Step 4b: userGWAS example code

For “userGWAS,” it takes those same first two arguments of the output from LD score regression and the “sumstats” output, but then you’re also going to specify the actual model that you want to run that’s now going to include the effect of this individual SNP. So, we’re running that same model, the common factor model. The common factor GWAS is automatically specified behind the scenes where the SNP predicts that common factor, but then we’re additionally adding in these model constraints.
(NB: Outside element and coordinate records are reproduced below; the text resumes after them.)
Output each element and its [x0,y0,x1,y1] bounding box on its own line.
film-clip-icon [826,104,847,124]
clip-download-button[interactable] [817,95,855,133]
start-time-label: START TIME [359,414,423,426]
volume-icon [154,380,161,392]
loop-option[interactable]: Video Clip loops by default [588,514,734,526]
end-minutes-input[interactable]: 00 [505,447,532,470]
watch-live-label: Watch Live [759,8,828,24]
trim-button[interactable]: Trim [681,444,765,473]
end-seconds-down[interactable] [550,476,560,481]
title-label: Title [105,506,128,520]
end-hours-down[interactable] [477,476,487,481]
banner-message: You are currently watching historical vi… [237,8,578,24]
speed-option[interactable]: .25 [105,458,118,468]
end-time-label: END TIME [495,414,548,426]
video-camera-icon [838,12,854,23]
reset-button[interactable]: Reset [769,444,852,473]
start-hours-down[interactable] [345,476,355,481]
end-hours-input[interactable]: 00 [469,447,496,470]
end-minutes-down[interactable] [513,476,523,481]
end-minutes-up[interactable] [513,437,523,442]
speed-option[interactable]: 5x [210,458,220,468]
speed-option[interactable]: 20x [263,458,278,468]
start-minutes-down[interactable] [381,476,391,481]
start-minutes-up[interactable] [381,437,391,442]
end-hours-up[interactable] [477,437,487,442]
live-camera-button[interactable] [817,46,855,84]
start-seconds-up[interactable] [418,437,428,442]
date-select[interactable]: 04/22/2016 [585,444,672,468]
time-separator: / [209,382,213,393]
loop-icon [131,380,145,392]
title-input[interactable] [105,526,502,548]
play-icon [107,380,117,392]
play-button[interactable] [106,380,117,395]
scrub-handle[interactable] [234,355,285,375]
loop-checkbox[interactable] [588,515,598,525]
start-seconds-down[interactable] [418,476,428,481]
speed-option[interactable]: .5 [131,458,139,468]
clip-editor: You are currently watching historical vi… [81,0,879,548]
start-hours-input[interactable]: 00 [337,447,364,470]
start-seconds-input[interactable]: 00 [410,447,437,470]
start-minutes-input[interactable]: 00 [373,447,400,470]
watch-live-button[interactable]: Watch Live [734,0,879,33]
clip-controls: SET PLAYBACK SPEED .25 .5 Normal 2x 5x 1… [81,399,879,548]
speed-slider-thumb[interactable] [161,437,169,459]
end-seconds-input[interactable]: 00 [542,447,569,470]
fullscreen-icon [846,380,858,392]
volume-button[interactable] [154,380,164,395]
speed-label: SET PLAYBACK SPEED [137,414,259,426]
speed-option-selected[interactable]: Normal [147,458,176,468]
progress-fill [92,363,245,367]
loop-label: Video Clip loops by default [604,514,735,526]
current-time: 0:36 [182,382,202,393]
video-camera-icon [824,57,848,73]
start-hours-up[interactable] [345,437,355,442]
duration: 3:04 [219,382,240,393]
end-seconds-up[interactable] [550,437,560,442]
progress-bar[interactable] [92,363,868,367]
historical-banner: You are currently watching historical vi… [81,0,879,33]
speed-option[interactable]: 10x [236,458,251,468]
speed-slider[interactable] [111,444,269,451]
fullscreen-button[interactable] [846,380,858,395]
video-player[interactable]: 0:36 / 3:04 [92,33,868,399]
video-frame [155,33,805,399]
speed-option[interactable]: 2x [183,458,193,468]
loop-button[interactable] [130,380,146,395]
We’re renaming these parameter labels as the residual variances for schizophrenia, bipolar, and MDD, and we’re constraining them to be above zero because of that warning that we got when running "commonfactorGWAS". If we now go over and run that, I want to mention that another optional argument for “userGWAS” is this “sub” argument. This is whether or not you want to save a particular piece of the model output. The "commonfactorGWAS"  is automatically only saving the effect of the SNP on the common factor. What the “sub” argument does is it allows you to tell “userGWAS” that, for each of these SNPs, I don’t want to save all of the model output, including the factor loadings and the residual variances. For the sake of memory, I want you to save the effect of this SNP on the common factor. So, “sub” does not change at all how the model is estimated; it changes how large the output file is. I would highly recommend setting this argument.

Final Notes

So, now we’re going to run this, and while that’s running, I want to make some final notes that parallel processing is available for both “userGWAS” and “commonfactorGWAS.” Parallel is executing the exact same code, serial processing, except that it takes advantage of additional cores. An ideal runtime scenario, you would split your jobs across computing nodes on a cluster and run in parallel there. There is also MPI functionality available. So, again, all runs are completely independent of one another. I’ve listed a number of resources here, including the GitHub, and I’m not going to go through this, but I’ve included some slides about some things to keep in mind.

So, the final thing I’d want to go back over here and show you that this produces the same set of results, “commonfactorGWAS” are very nearly so now that we’ve added those residual variance constraints. But now if we look at the warnings, we see that those warnings are now gone. So, with that, I’ll add that you can reach out to us with questions, and I hope this was helpful to you.